3
Yorum
7
Beğeni
5,0
Puan
70
Okunma
Şiirin yol hartası
Şiir yaramazlığımda yarattığım bir eğlenceydi. Uyuşan kelimeleri yan yana getirip akranlarıma takılırdım. Bu bana bir ayrıcalıkta veriyordu. Zaman zaman bilmece fıkralarla da süslerdim. En çok hoşuma giden kızlara dizdiğim sevdalı argo sözcüklerdi. Daha şiirlerle tanışmamış şiir bile okumamıştım. Üstümdeki taşralığı atınca kent kültürüyle iç içe yaşayınca bu içimdeki üretkenlik farklı bir boyuta taşında. Belki de ya kendimin ya da oturduğum çevrenin sosyoekonomik durumu da sebepti.
Orta okuldaydık o sene, sanırım Cumhuriyet bayramıydı yaklaşan, tarih hocam Ülker Tau içinizde şiir yazan var mı dedi. Sıraların arasında dolaşarak. Bu bayrama şiir yazan çıkarsa dedi, Ata türkümüzün değerini zaferini dile getireni ödüllendirceğiz okulca dedi. Kimsede ses yok bir müddet sonra herkes bir ağızdan benim adımı verdiler. Hocam çok güzel sözler diziyor dediler. Hoca hadi bakalım bir şeyler yaz ben bir bakayım dedi. Hocam hemen olmaz ki, düşünmem lazım dedim. İyi dedi yarın getir yazdıklarını.

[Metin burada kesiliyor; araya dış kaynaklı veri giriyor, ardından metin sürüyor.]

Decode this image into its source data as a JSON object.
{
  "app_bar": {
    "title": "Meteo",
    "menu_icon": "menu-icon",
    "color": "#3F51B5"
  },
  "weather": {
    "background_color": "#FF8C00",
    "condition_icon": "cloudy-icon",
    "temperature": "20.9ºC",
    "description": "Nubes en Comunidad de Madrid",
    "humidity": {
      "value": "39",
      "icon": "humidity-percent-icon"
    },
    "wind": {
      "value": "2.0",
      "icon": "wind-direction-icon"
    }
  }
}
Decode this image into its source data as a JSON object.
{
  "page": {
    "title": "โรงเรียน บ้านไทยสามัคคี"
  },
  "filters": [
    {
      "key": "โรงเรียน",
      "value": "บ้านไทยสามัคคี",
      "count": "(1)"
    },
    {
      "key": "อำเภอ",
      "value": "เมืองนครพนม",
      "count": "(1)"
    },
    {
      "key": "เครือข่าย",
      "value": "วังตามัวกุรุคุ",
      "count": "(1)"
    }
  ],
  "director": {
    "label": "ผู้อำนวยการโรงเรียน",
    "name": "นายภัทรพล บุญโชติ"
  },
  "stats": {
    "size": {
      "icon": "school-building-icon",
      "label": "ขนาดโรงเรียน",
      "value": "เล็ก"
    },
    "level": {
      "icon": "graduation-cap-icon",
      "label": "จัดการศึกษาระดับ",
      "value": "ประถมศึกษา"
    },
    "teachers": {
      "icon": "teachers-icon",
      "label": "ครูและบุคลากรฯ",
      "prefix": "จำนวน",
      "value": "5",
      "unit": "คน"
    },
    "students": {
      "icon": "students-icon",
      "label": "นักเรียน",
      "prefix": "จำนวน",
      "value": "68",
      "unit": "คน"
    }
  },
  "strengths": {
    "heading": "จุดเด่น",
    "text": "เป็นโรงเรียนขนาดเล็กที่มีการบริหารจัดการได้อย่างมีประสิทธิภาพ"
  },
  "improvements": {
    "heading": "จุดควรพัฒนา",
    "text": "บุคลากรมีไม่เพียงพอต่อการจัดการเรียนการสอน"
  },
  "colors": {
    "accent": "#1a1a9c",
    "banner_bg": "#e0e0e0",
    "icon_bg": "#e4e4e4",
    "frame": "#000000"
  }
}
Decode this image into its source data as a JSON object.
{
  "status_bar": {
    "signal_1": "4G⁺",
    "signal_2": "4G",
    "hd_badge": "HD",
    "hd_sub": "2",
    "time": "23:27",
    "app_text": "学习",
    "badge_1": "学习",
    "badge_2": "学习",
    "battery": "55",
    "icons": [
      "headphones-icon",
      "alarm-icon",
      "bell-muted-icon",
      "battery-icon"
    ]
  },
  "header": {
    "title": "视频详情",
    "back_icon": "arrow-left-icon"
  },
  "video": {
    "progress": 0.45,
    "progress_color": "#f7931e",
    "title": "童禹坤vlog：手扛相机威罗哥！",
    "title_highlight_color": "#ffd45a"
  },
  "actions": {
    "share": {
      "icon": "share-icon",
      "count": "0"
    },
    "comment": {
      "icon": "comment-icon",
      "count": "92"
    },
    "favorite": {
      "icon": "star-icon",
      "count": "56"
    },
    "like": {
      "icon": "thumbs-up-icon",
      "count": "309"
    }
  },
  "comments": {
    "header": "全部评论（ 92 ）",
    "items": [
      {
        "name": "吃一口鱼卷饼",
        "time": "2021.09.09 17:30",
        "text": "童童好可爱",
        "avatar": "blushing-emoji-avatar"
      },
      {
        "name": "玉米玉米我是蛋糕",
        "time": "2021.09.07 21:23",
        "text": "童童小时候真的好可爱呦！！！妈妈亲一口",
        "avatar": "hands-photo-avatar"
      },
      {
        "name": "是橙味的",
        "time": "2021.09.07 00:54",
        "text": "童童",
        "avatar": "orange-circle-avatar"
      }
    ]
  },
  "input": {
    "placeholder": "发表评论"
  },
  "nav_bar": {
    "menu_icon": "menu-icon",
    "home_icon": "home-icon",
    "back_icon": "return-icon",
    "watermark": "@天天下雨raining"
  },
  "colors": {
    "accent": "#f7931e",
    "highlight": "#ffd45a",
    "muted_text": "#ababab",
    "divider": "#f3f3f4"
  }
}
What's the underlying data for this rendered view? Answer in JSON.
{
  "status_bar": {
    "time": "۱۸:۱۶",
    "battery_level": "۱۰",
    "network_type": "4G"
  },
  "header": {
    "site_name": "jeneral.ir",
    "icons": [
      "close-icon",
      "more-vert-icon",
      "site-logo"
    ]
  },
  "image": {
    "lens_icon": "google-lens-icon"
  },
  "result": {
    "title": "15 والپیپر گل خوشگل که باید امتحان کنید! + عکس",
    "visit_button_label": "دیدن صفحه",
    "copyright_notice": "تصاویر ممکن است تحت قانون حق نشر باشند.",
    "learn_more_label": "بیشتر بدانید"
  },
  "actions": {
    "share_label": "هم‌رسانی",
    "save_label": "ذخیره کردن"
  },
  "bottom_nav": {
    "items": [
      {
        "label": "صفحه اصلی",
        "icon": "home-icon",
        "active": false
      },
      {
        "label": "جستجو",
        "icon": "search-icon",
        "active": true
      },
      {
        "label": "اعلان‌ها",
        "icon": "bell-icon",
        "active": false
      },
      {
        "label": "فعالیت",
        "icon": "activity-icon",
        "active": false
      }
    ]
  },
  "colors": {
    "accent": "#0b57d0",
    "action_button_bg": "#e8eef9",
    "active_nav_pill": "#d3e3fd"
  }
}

Yaşasın Mustafa Kemal diye bir şiir yazdım. Tabi unuttum çok zaman oldu. Hatırladığım kadarıyla Osmanlıyı yerden yere vurmuştum. Bir cümlesi aklımda ‘Küçüldün Osmanlı vatana ihanetinle’ şimdi yazsam o şiiri her halde bir kısım insanlar beni taşa tutardı. Hoca beğendi o şiiri o bayram kürsüde okul bahçesinde okudum. Alkışlar övgüler arasında, o gün kedimi çok özel saymıştım. İşte yazma hastalığı o günden sonra sirayet etti bana.
İşin gırgırını karşımdakine kinaye sözler ezberlemeyi bıraktım. Az siyasi az toplamsa azda sevda yazmaya başladım. Yazdıklarımı şiir kalıbına kılıfına sokmaya çalışarak. Bende bir heves bir aşk başladı ki, dergilere gazetelere şiir yolmaya başladım. Seksenlerde bir şiirimde iki yıl hapis alana kadar. Yattım uzun hikaye çıktım geldim. O güne kadar yazdıklarımın bir kısmı evdekiler tarafından yakılmıştı. Bir kısmını emniyet almıştı. Uzun bir süre yazmamaya karar verdim. Bu iki binli yıllara kadar sürdü. Şiir dedim ya hastalık sen bırakırsın o seni bırakmaz.
Tekrar yazmaya başladım. Teknolojide imkanlar sunuyordu, sanal dünya yaratılmıştı. Artık gazete dergi aramaya gerek yoktur oralarda yazıp arşivliyebiliyordun. Kitap çıkarmak kolay değil. Hoş ben bir şiir kitabı çıkardım. O defteri de borçla kapadım. Bir şiir kitabının basılması okunması dağıtılması çok şey gerektiriyor. Tanınmışlık çevre ön ayak olanlar eh bular bizde yoktu. Köşede bucakta kendimizi dillendirmeye alıştık. Ha bastığım kitabın yarısı daha evde istifli, gelen giden eşe dosta armağan ediyoruz.
Hala müsvedde halinde bir sürü hikaye şiir tamamlayamadığım bir roman var elimde, birçoğunu da sakıncalı diye asmadığım yazılar. Sanırım onlarda benimle toprağa gömülecekler. Detaya derine girmeden benim yazma serüvenim işte.